Figure S7b- This figure shows the odds ratio point estimates (circles) and confidence intervals (length of the horizontal lines) for having a low MDI at 2 years corrected age. First column shows the risk for a low MDI when there is only the first hit. Placenta infection is defined by recovery of an organism from the placenta. The second column shows the risk for a low MDI when there is only the second hit. The second hit is defined by the levels of the cytokines seen on the left, in the top quartile for gestational and postnatal age. The third column shows the risk for a low MDI when first hit is followed by the second hit. Two hits together were not associated with risk for having a low MDI.

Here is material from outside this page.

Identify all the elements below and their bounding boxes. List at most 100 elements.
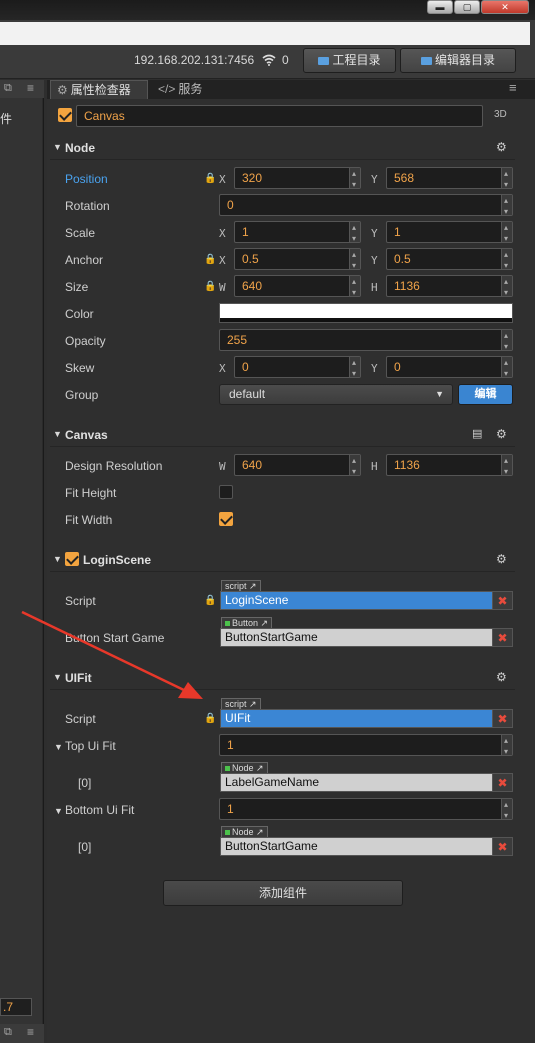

Figure S8a- This figure shows the odds ratio point estimates (circles) and confidence intervals (length of the horizontal lines) for having a Psychomotor Developmental Index (PDI) <55 at 2 years corrected age. First column shows the risk for a low PDI when there is only the first hit. Placenta inflammation is defined by inflammation of the chorionic plate (stage 3, and severity 3) or of the chorion/decidua (moderate or severe). The second column shows the risk for a low PDI when there is only the second hit. The second hit is defined by the levels of the cytokines seen on the left, in the top quartile for gestational and postnatal age. The third column shows the risk for a low PDI when first hit is followed by the second hit. Two hits together were not associated with a risk for having a low PDI.

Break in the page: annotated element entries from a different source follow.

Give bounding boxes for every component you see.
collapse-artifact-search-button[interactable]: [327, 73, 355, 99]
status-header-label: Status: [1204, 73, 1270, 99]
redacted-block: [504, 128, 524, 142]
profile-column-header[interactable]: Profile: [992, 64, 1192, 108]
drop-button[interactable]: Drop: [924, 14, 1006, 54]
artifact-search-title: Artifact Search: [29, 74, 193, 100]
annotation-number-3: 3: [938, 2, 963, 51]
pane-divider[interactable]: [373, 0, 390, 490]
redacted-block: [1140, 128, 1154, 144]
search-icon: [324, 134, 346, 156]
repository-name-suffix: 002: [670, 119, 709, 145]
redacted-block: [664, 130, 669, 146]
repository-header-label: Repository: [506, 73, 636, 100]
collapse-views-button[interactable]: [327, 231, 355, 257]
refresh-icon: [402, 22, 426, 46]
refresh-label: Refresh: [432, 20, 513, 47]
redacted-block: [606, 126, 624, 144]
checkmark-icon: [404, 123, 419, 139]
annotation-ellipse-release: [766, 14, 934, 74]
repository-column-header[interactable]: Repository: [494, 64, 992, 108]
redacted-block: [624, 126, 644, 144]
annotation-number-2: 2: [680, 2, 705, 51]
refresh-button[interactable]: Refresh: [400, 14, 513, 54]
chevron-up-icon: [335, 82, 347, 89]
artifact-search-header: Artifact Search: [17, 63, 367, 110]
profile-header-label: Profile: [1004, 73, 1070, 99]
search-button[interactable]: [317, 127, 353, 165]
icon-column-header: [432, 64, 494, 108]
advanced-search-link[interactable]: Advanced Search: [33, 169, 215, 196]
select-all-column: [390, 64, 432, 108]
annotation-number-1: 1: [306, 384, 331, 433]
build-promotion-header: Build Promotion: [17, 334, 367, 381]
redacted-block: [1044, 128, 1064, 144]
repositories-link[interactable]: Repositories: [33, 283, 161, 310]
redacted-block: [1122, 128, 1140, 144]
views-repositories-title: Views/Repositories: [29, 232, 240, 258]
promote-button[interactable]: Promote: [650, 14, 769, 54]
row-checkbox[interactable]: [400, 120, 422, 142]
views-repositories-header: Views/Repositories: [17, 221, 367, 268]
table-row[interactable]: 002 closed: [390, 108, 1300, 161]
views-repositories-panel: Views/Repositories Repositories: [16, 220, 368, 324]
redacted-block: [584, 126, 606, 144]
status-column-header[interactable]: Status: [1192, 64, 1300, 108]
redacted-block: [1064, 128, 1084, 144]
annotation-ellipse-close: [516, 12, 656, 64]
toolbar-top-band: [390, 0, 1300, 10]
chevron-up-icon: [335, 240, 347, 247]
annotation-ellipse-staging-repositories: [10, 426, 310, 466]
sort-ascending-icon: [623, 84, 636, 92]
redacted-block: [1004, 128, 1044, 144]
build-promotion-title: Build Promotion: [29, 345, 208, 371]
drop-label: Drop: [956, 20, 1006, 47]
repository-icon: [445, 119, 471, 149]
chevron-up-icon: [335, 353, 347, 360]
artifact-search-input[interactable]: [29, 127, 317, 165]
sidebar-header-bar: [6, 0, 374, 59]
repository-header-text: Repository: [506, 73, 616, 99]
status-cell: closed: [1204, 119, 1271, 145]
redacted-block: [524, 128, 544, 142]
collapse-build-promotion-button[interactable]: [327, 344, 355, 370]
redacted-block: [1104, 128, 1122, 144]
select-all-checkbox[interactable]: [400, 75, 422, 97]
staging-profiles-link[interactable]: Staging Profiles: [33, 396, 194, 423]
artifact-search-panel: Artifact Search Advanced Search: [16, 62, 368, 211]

Figure S8b- This figure shows the odds ratio point estimates (circles) and confidence intervals (length of the horizontal lines) for having a low PDI at 2 years corrected age. First column shows the risk for a low PDI when there is only the first hit. Placenta infection is defined by recovery of an organism from the placenta. The second column shows the risk for a low PDI when there is only the second hit. The second hit is defined by the levels of the cytokines seen on the left, in the top quartile for gestational and postnatal age. The third column shows the risk for a low PDI when first hit is followed by the second hit. OR and 95% CI for both hits are as follows: TNF-α 1.9 (1.0, 3.4), ICAM-1 2.0 (1.1, 3.9).